Voici un texte de Jacques Maritain, philosophe thomiste du XXème siècle.
Dans cet extrait, Maritain arrive à la conclusion qu'il est impossible que je sois né un jour. j'ai toujours existé dans un être suprapersonnel. C'est sans doute le passage le plus mystique de toute son oeuvre.
« Comment est-il possible que je sois né?,.. C'est quand un homme est ainsi engagé dans un acte de pensée purement intellectuel (pour autant que cela est possible à l'animal raisonnable) qu'il arrive que l'intuition dont il est question ici se produit : comment est-il possible que ce qui est ainsi en train de penser, en acte d'intelligence, ce qui est immergé dans le feu du connaître et de la saisie intellectuelle de ce qui est, un jour ait été pur néant, un jour n'ait pas existé ? Là où je suis maintenant en acte d'intellection et de conscience de ma pensée, un jour il n'y a eu rien ? C'est impossible, il n'est pas possible qu'à un certain moment ce qui pense maintenant n'ait pas été du tout, ait été un pur rien. Comment cela pourrait-il être né à l'existence ? Je ne suis pas ici en face d'une contradiction logique, je suis en face d'une contradiction vécue, d'une incompatibilité de fait (connue in actu exercito) : comme si je me trouvais dans une salle sans l'avoir quittée un instant, et qu'on me dise que je viens d'y entrer — je sais que ce qu'on me dit là est impossible. Ainsi moi qui suis maintenant dans l'acte de penser j'ai toujours existé : cette vue s'impose à moi et ne me paraît bizarre que si je m'en retire pour la considérer du dehors... Mais je sais bien que je suis né. Après tout je le sais par ouï-dire, mais enfin je le sais d'une certitude absolue, et au surplus je me souviens de mon enfance. C'est cette certitude d'être nés, commune à tous les hommes, qui réprime en nous l'éclosion — quand s'active en nous la spiritualité naturelle de l'intelligence — de l'autre certitude, celle de l'impossibilité que notre existence d'esprits pensants ait commencé, ou succédé au néant d'elle-même, et qui empêche cette autre certitude de parvenir à la conscience.

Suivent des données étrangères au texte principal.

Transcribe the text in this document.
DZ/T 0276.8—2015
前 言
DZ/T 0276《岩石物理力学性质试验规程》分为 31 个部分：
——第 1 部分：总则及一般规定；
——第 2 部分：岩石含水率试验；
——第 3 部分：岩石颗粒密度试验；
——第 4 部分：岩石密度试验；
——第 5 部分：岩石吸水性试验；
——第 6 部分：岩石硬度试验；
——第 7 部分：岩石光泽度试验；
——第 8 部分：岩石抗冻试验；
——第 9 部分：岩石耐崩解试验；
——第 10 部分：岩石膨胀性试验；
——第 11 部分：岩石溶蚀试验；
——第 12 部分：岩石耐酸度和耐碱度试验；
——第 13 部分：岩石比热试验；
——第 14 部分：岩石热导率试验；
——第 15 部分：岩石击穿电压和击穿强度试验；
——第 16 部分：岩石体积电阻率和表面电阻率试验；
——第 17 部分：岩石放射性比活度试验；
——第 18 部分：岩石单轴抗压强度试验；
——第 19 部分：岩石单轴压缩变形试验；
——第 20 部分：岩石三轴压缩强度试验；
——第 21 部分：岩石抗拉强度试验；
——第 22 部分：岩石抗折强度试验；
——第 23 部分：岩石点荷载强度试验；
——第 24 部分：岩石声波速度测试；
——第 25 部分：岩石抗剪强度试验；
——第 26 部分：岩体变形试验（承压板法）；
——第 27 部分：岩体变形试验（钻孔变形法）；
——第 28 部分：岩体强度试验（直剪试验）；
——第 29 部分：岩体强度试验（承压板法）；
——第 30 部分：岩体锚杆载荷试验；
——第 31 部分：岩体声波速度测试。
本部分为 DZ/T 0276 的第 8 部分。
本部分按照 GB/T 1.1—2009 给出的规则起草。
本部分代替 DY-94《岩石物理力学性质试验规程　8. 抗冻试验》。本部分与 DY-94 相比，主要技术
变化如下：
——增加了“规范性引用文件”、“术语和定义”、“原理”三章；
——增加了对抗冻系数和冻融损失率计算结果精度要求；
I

Me voilà pris entre deux certitudes contraires. Il n'y a qu'une issue : J'ai toujours existé, moi qui pense, mais non pas en moi-même ou dans les limites de ma propre personnalité — et non pas non plus d'une existence ou d'une vie impersonnelle (sans personnalité pas de pensée, or il fallait bien que la pensée fût là puisqu'elle est maintenant en moi) — donc d'une existence ou dune vie supra-personnelle. Où donc ? Il faut que ce soit dans un être à la personnalité transcendante, en qui se trouvait d'une façon suréminente tout ce qu'il y a de perfection dans ma pensée et dans toute pensée, et qui dans son propre soi infini était, avant que je fusse, et est, maintenant que je suis, plus moi que moi-même, et qui est éternel, et duquel mon moi qui pense maintenant a un jour procédé dans l'existence temporelle. J'avais (mais sans pouvoir dire moi) une existence éternelle en Dieu avant de recevoir une existence temporelle dans ma propre nature et ma propre personnalité. » Jacques maritain, Approches de Dieu.